Lunar soil brought back by China's moon mission was on display Saturday in the Hong Kong Special Administrative Region (HKSAR). HKSAR Chief Executive Carrie Lam Cheng Yuet-ngor said in the inauguration ceremony of the exhibition that she expected more engagement and contributions from HKSAR for the country's aerospace program as the national platforms provide Hong Kong's tech communities with brighter prospects.
The inauguration ceremony of the exhibition showcasing the lunar soil in Hong Kong kicked off on Saturday before the exhibition is officially unveiled to Hong Kong residents on Sunday. It will run until mid-July.
The sample, currently exhibited in the Hong Kong Convention and Exhibition Center, was picked up from the moon in December 2020 by the Chang'e-5 lunar probe, the first lunar collection brought back to Earth in more than 40 years. The probe returned with 1,731 grams of lunar soil.

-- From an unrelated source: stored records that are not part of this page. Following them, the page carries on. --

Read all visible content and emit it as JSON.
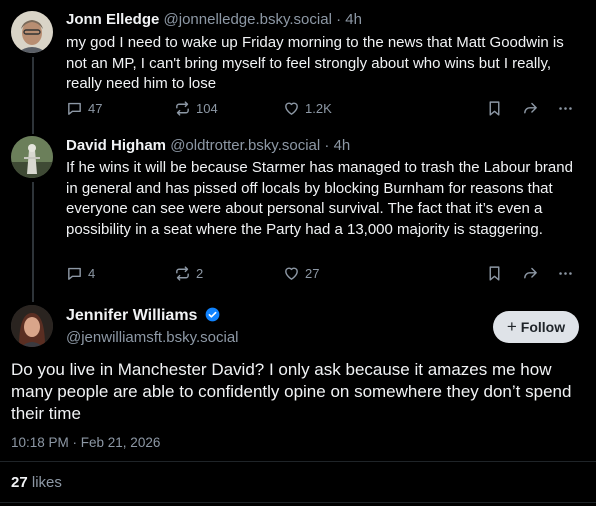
{
  "posts": [
    {
      "name": "Jonn Elledge",
      "handle": "@jonnelledge.bsky.social",
      "time": "4h",
      "text": "my god I need to wake up Friday morning to the news that Matt Goodwin is not an MP, I can't bring myself to feel strongly about who wins but I really, really need him to lose",
      "replies": "47",
      "reposts": "104",
      "likes": "1.2K"
    },
    {
      "name": "David Higham",
      "handle": "@oldtrotter.bsky.social",
      "time": "4h",
      "text": "If he wins it will be because Starmer has managed to trash the Labour brand in general and has pissed off locals by blocking Burnham for reasons that everyone can see were about personal survival. The fact that it’s even a possibility in a seat where the Party had a 13,000 majority is staggering.",
      "replies": "4",
      "reposts": "2",
      "likes": "27"
    }
  ],
  "main_post": {
    "name": "Jennifer Williams",
    "handle": "@jenwilliamsft.bsky.social",
    "follow_label": "Follow",
    "text": "Do you live in Manchester David? I only ask because it amazes me how many people are able to confidently opine on somewhere they don’t spend their time",
    "timestamp": "10:18 PM · Feb 21, 2026",
    "like_count": "27",
    "like_label": "likes"
  },
  "colors": {
    "background": "#000000",
    "text": "#f1f3f5",
    "muted": "#8d98a5",
    "verified": "#1083fe"
  }
}
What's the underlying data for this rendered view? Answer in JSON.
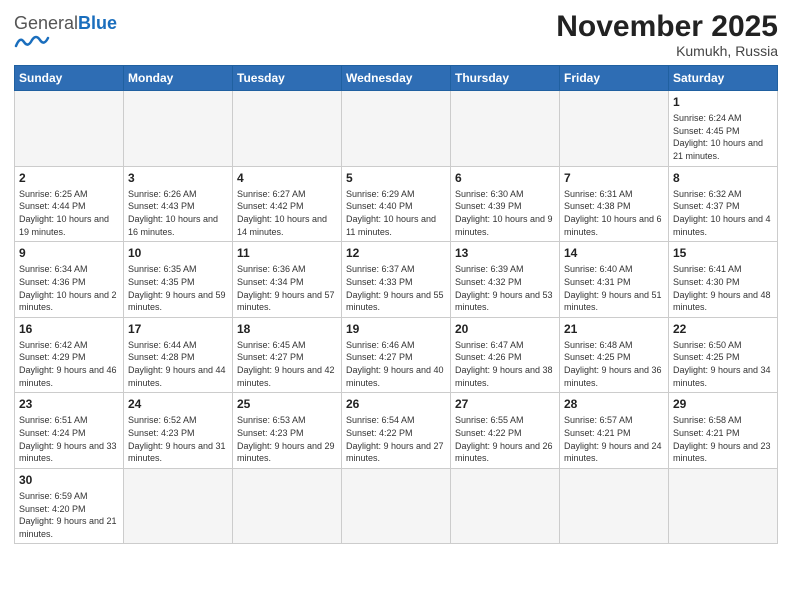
{
  "header": {
    "logo_general": "General",
    "logo_blue": "Blue",
    "month_title": "November 2025",
    "location": "Kumukh, Russia"
  },
  "weekdays": [
    "Sunday",
    "Monday",
    "Tuesday",
    "Wednesday",
    "Thursday",
    "Friday",
    "Saturday"
  ],
  "days": [
    {
      "date": "",
      "info": ""
    },
    {
      "date": "",
      "info": ""
    },
    {
      "date": "",
      "info": ""
    },
    {
      "date": "",
      "info": ""
    },
    {
      "date": "",
      "info": ""
    },
    {
      "date": "",
      "info": ""
    },
    {
      "date": "1",
      "info": "Sunrise: 6:24 AM\nSunset: 4:45 PM\nDaylight: 10 hours and 21 minutes."
    },
    {
      "date": "2",
      "info": "Sunrise: 6:25 AM\nSunset: 4:44 PM\nDaylight: 10 hours and 19 minutes."
    },
    {
      "date": "3",
      "info": "Sunrise: 6:26 AM\nSunset: 4:43 PM\nDaylight: 10 hours and 16 minutes."
    },
    {
      "date": "4",
      "info": "Sunrise: 6:27 AM\nSunset: 4:42 PM\nDaylight: 10 hours and 14 minutes."
    },
    {
      "date": "5",
      "info": "Sunrise: 6:29 AM\nSunset: 4:40 PM\nDaylight: 10 hours and 11 minutes."
    },
    {
      "date": "6",
      "info": "Sunrise: 6:30 AM\nSunset: 4:39 PM\nDaylight: 10 hours and 9 minutes."
    },
    {
      "date": "7",
      "info": "Sunrise: 6:31 AM\nSunset: 4:38 PM\nDaylight: 10 hours and 6 minutes."
    },
    {
      "date": "8",
      "info": "Sunrise: 6:32 AM\nSunset: 4:37 PM\nDaylight: 10 hours and 4 minutes."
    },
    {
      "date": "9",
      "info": "Sunrise: 6:34 AM\nSunset: 4:36 PM\nDaylight: 10 hours and 2 minutes."
    },
    {
      "date": "10",
      "info": "Sunrise: 6:35 AM\nSunset: 4:35 PM\nDaylight: 9 hours and 59 minutes."
    },
    {
      "date": "11",
      "info": "Sunrise: 6:36 AM\nSunset: 4:34 PM\nDaylight: 9 hours and 57 minutes."
    },
    {
      "date": "12",
      "info": "Sunrise: 6:37 AM\nSunset: 4:33 PM\nDaylight: 9 hours and 55 minutes."
    },
    {
      "date": "13",
      "info": "Sunrise: 6:39 AM\nSunset: 4:32 PM\nDaylight: 9 hours and 53 minutes."
    },
    {
      "date": "14",
      "info": "Sunrise: 6:40 AM\nSunset: 4:31 PM\nDaylight: 9 hours and 51 minutes."
    },
    {
      "date": "15",
      "info": "Sunrise: 6:41 AM\nSunset: 4:30 PM\nDaylight: 9 hours and 48 minutes."
    },
    {
      "date": "16",
      "info": "Sunrise: 6:42 AM\nSunset: 4:29 PM\nDaylight: 9 hours and 46 minutes."
    },
    {
      "date": "17",
      "info": "Sunrise: 6:44 AM\nSunset: 4:28 PM\nDaylight: 9 hours and 44 minutes."
    },
    {
      "date": "18",
      "info": "Sunrise: 6:45 AM\nSunset: 4:27 PM\nDaylight: 9 hours and 42 minutes."
    },
    {
      "date": "19",
      "info": "Sunrise: 6:46 AM\nSunset: 4:27 PM\nDaylight: 9 hours and 40 minutes."
    },
    {
      "date": "20",
      "info": "Sunrise: 6:47 AM\nSunset: 4:26 PM\nDaylight: 9 hours and 38 minutes."
    },
    {
      "date": "21",
      "info": "Sunrise: 6:48 AM\nSunset: 4:25 PM\nDaylight: 9 hours and 36 minutes."
    },
    {
      "date": "22",
      "info": "Sunrise: 6:50 AM\nSunset: 4:25 PM\nDaylight: 9 hours and 34 minutes."
    },
    {
      "date": "23",
      "info": "Sunrise: 6:51 AM\nSunset: 4:24 PM\nDaylight: 9 hours and 33 minutes."
    },
    {
      "date": "24",
      "info": "Sunrise: 6:52 AM\nSunset: 4:23 PM\nDaylight: 9 hours and 31 minutes."
    },
    {
      "date": "25",
      "info": "Sunrise: 6:53 AM\nSunset: 4:23 PM\nDaylight: 9 hours and 29 minutes."
    },
    {
      "date": "26",
      "info": "Sunrise: 6:54 AM\nSunset: 4:22 PM\nDaylight: 9 hours and 27 minutes."
    },
    {
      "date": "27",
      "info": "Sunrise: 6:55 AM\nSunset: 4:22 PM\nDaylight: 9 hours and 26 minutes."
    },
    {
      "date": "28",
      "info": "Sunrise: 6:57 AM\nSunset: 4:21 PM\nDaylight: 9 hours and 24 minutes."
    },
    {
      "date": "29",
      "info": "Sunrise: 6:58 AM\nSunset: 4:21 PM\nDaylight: 9 hours and 23 minutes."
    },
    {
      "date": "30",
      "info": "Sunrise: 6:59 AM\nSunset: 4:20 PM\nDaylight: 9 hours and 21 minutes."
    }
  ]
}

Lam hailed the lunar soil exhibition and contributions that Hong Kong people made for the country's aerospace. She said the exhibition allows Hong Kong residents to share the remarkable achievements of the national aerospace industry and with the help of the central government agencies and scientists, Hong Kong is able to make more contributions to the national aerospace science and technology to further promote the development of "one country, two systems," Lam said.
In her remarks, Lam jokingly said Hong Kong people are interested in lunar soil not because the name of their chief executive has the word "Yuet-ngor" (or "yue e" which literally means "goddess of the moon" or the "moon" in Chinese) but because the country's lunar program has the participation from Hong Kong people.
The lunar soil reached Hong Kong on Tuesday, along with a delegation of six top Chinese space engineers and designers.
Wong Kam-Leung, the chairman from Hong Kong Federation of Education Workers told the Global Times Saturday that a series of activities of aerospace scientists in Hong Kong will improve young people's understanding of aerospace, stimulate their innovative and exploratory thinking, and enhance the sense of national identity among them.
At the opening ceremony, Tan Tieniu, Deputy Director of the Central People's Government's Liaison Office in Hong Kong SAR, said Hong Kong science and technology community has always had the noble sentiment of serving the country, and the country also offers a bigger platform for them to show their talents. Wisdom and plans from Hong Kong will inject greater momentum into the country's high technology development, Tan said.
A research team at the Hong Kong Polytechnic University (PolyU) developed and manufactured one of the key systems for the country's first lunar sample return mission, namely the "Surface Sampling and Packing System", in collaboration with the China Academy of Space Technology.
The lunar soil has been arranged in the most conspicuous position in the exhibition hall, enclosed in a glass ball. Behind the lunar soil, there is also a model of components of Chang'e-5 that performed the lunar sample return mission.
The exhibition also features items and articles of Chinese scientists over the last 100 years to show their inspiring stories. One of these stories is that of the "Two Bombs, One Satellite" project, a program aimed to boost China's scientific and defense capabilities and embodying the Chinese people's national spirit of self-improvement and self-reliance, the Global Times learnt.
Observers believe the display of such precious items in Hong Kong will encourage more Hong Kong scientists to participate in the country's scientific projects and engage in academic exchanges with the Chinese mainland.